The first thing to remember about mortgages is that they are governed by the common law and not by statute, at least on the question of the tenancy under which they are held. At common law, a deed, or other conveyance to two or more persons vested the grantees as joint tenants. In Massachusetts that rule was changed in 1785, with the enactment of the predecessor to G.L.c. 184, §7. That statute essentially states that conveyances to two or more persons vests them as tenants in common. However, the statute carves out from its coverage mortgages and deeds or devises in trust. The latter types of conveyances still to this day remain governed by the common law and title acquired under them is deemed to be held jointly. So, the first instance when there can be a mortgage to two or more persons followed by a discharge from only one of them is where one of the mortgagees has died. In this regard, see the case of Bertolami v. Corsi, 27 Mass.App.Ct. 1132, 537 N.E.2d 1271 (1989). (The Bertolami court cited, but did not apply, Park v. Parker, 216 Mass 405 (1914), which had announced an exception to the joint tenancy rule regarding mortgages.)

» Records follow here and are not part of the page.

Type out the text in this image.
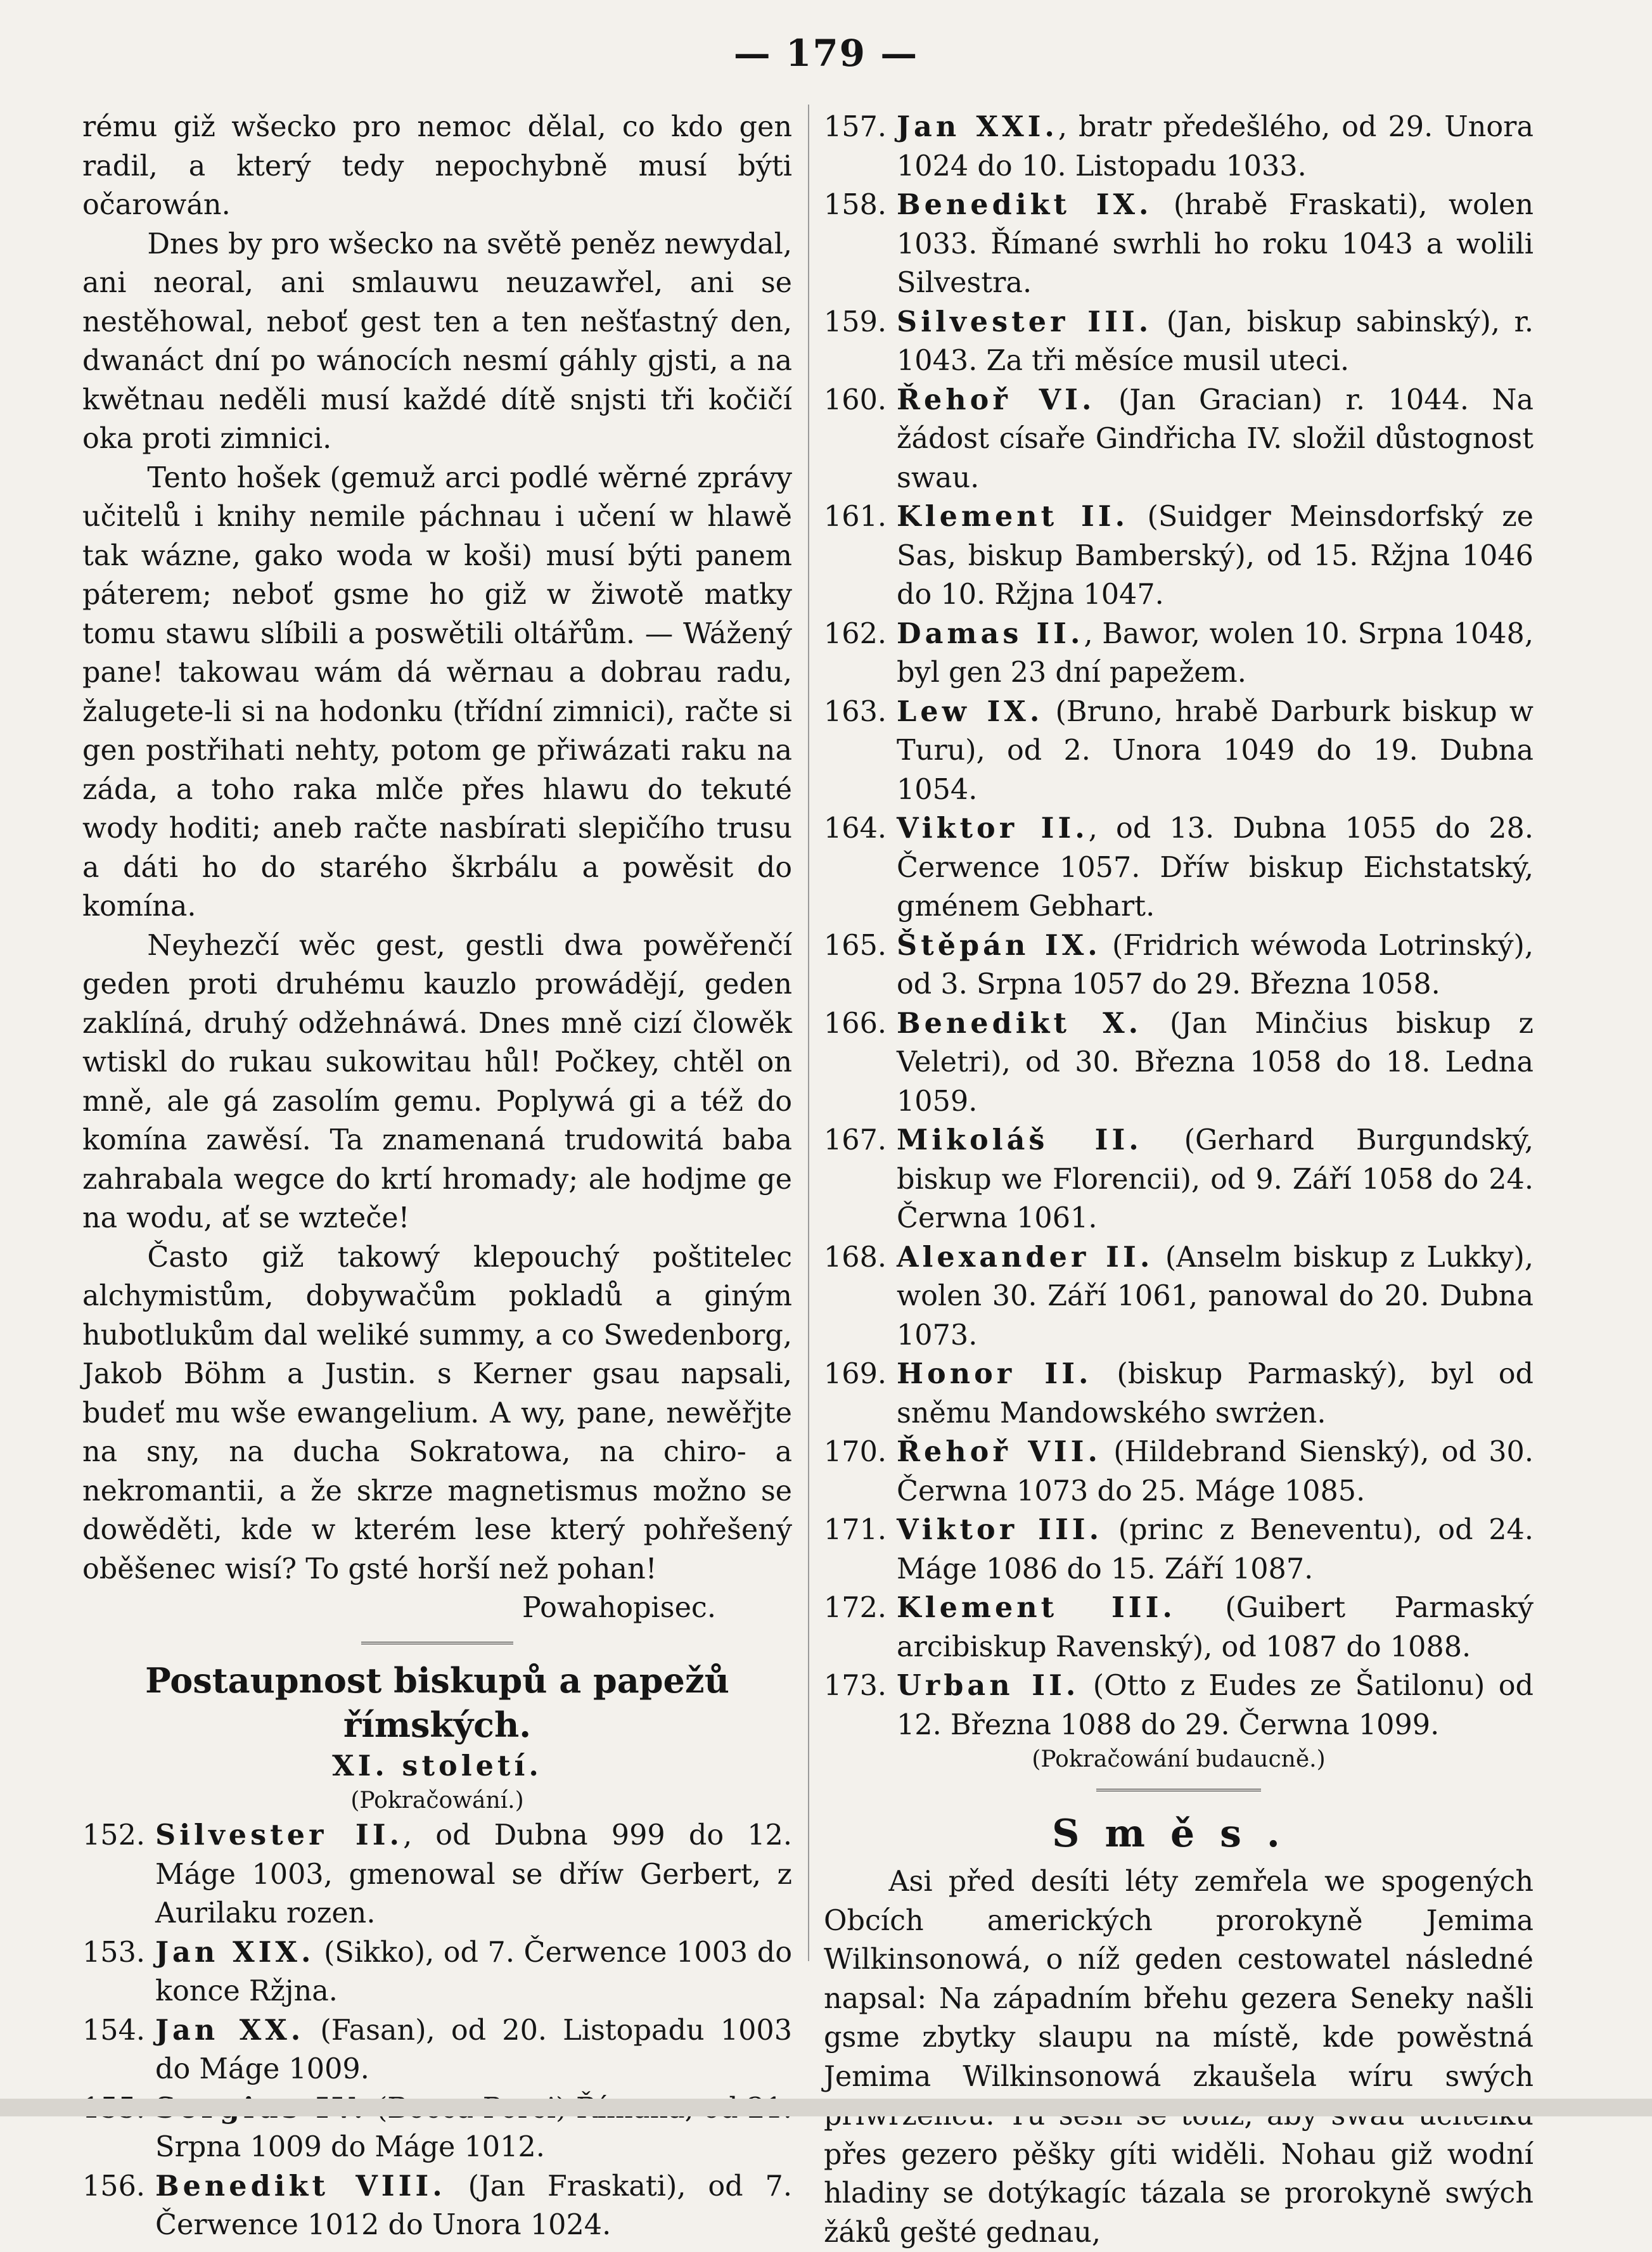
— 179 —

rému giž wšecko pro nemoc dělal, co kdo gen radil, a který tedy nepochybně musí býti očarowán.

Dnes by pro wšecko na světě peněz newydal, ani neoral, ani smlauwu neuzawřel, ani se nestěhowal, neboť gest ten a ten nešťastný den, dwanáct dní po wánocích nesmí gáhly gjsti, a na kwětnau neděli musí každé dítě snjsti tři kočičí oka proti zimnici.

Tento hošek (gemuž arci podlé wěrné zprávy učitelů i knihy nemile páchnau i učení w hlawě tak wázne, gako woda w koši) musí býti panem páterem; neboť gsme ho giž w žiwotě matky tomu stawu slíbili a poswětili oltářům. — Wážený pane! takowau wám dá wěrnau a dobrau radu, žalugete-li si na hodonku (třídní zimnici), račte si gen postřihati nehty, potom ge přiwázati raku na záda, a toho raka mlče přes hlawu do tekuté wody hoditi; aneb račte nasbírati slepičího trusu a dáti ho do starého škrbálu a powěsit do komína.

Neyhezčí wěc gest, gestli dwa powěřenčí geden proti druhému kauzlo prowádějí, geden zaklíná, druhý odžehnáwá. Dnes mně cizí člowěk wtiskl do rukau sukowitau hůl! Počkey, chtěl on mně, ale gá zasolím gemu. Poplywá gi a též do komína zawěsí. Ta znamenaná trudowitá baba zahrabala wegce do krtí hromady; ale hodjme ge na wodu, ať se wzteče!

Často giž takowý klepouchý poštitelec alchymistům, dobywačům pokladů a giným hubotlukům dal weliké summy, a co Swedenborg, Jakob Böhm a Justin. s Kerner gsau napsali, budeť mu wše ewangelium. A wy, pane, newěřjte na sny, na ducha Sokratowa, na chiro- a nekromantii, a že skrze magnetismus možno se dowěděti, kde w kterém lese který pohřešený oběšenec wisí? To gsté horší než pohan!

Powahopisec.

Postaupnost biskupů a papežů římských.
XI. století.
(Pokračowání.)
152. Silvester II., od Dubna 999 do 12. Máge 1003, gmenowal se dříw Gerbert, z Aurilaku rozen.
153. Jan XIX. (Sikko), od 7. Čerwence 1003 do konce Ržjna.
154. Jan XX. (Fasan), od 20. Listopadu 1003 do Máge 1009.
Srpna 1009 do Máge 1012.
156. Benedikt VIII. (Jan Fraskati), od 7. Čerwence 1012 do Unora 1024.
157. Jan XXI., bratr předešlého, od 29. Unora 1024 do 10. Listopadu 1033.
158. Benedikt IX. (hrabě Fraskati), wolen 1033. Římané swrhli ho roku 1043 a wolili Silvestra.
159. Silvester III. (Jan, biskup sabinský), r. 1043. Za tři měsíce musil uteci.
160. Řehoř VI. (Jan Gracian) r. 1044. Na žádost císaře Gindřicha IV. složil důstognost swau.
161. Klement II. (Suidger Meinsdorfský ze Sas, biskup Bamberský), od 15. Ržjna 1046 do 10. Ržjna 1047.
162. Damas II., Bawor, wolen 10. Srpna 1048, byl gen 23 dní papežem.
163. Lew IX. (Bruno, hrabě Darburk biskup w Turu), od 2. Unora 1049 do 19. Dubna 1054.
164. Viktor II., od 13. Dubna 1055 do 28. Čerwence 1057. Dříw biskup Eichstatský, gménem Gebhart.
165. Štěpán IX. (Fridrich wéwoda Lotrinský), od 3. Srpna 1057 do 29. Března 1058.
166. Benedikt X. (Jan Minčius biskup z Veletri), od 30. Března 1058 do 18. Ledna 1059.
167. Mikoláš II. (Gerhard Burgundský, biskup we Florencii), od 9. Září 1058 do 24. Čerwna 1061.
168. Alexander II. (Anselm biskup z Lukky), wolen 30. Září 1061, panowal do 20. Dubna 1073.
169. Honor II. (biskup Parmaský), byl od sněmu Mandowského swrżen.
170. Řehoř VII. (Hildebrand Sienský), od 30. Čerwna 1073 do 25. Máge 1085.
171. Viktor III. (princ z Beneventu), od 24. Máge 1086 do 15. Září 1087.
172. Klement III. (Guibert Parmaský arcibiskup Ravenský), od 1087 do 1088.
173. Urban II. (Otto z Eudes ze Šatilonu) od 12. Března 1088 do 29. Čerwna 1099.
(Pokračowání budaucně.)
Směs.

Asi před desíti léty zemřela we spogených Obcích amerických prorokyně Jemima Wilkinsonowá, o níž geden cestowatel následné napsal: Na západním břehu gezera Seneky našli gsme zbytky slaupu na místě, kde powěstná Jemima Wilkinsonowá zkaušela wíru swých přes gezero pěšky gíti widěli. Nohau giž wodní hladiny se dotýkagíc tázala se prorokyně swých žáků gešté gednau,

But what if all (or some, but more than one) of the original mortgagees are alive? Who can give a discharge then? Although G.L.c. 184, §7 addresses the tenancy by which mortgages are held, another statute, G.L.c. 183, §54, makes provision for a discharge to be signed by less than all the mortgagees. This latter statute speaks not in terms of joint tenants, but rather refers to joint holders of the mortgage, and provides that one of two or more joint holders of a mortgage may discharge it. Some conveyancers might find this statute surprising, but in fact it appears to me that the statute is nothing more than a codification of the common law that a release by one of two or more obligees will effectively extinguish the debt (and, if it is secured by a mortgage, a fortiori, causing the mortgage to fail) and bar an action upon its enforcement by the other obligees. Though it would have no impact on the effectiveness of the discharge, the obligee giving the release will be bound to account to his co-obligees. See Myrick v. Dame, 9 Cush. 248 (1852). See also, Crocker's Notes on Common Forms, Seventh Edition, Little Brown and Company (1955), §553.

As you can see, the question of a discharge from one of multiple mortgagees is just another example of a title issue that may make a title look bad when in fact it is good.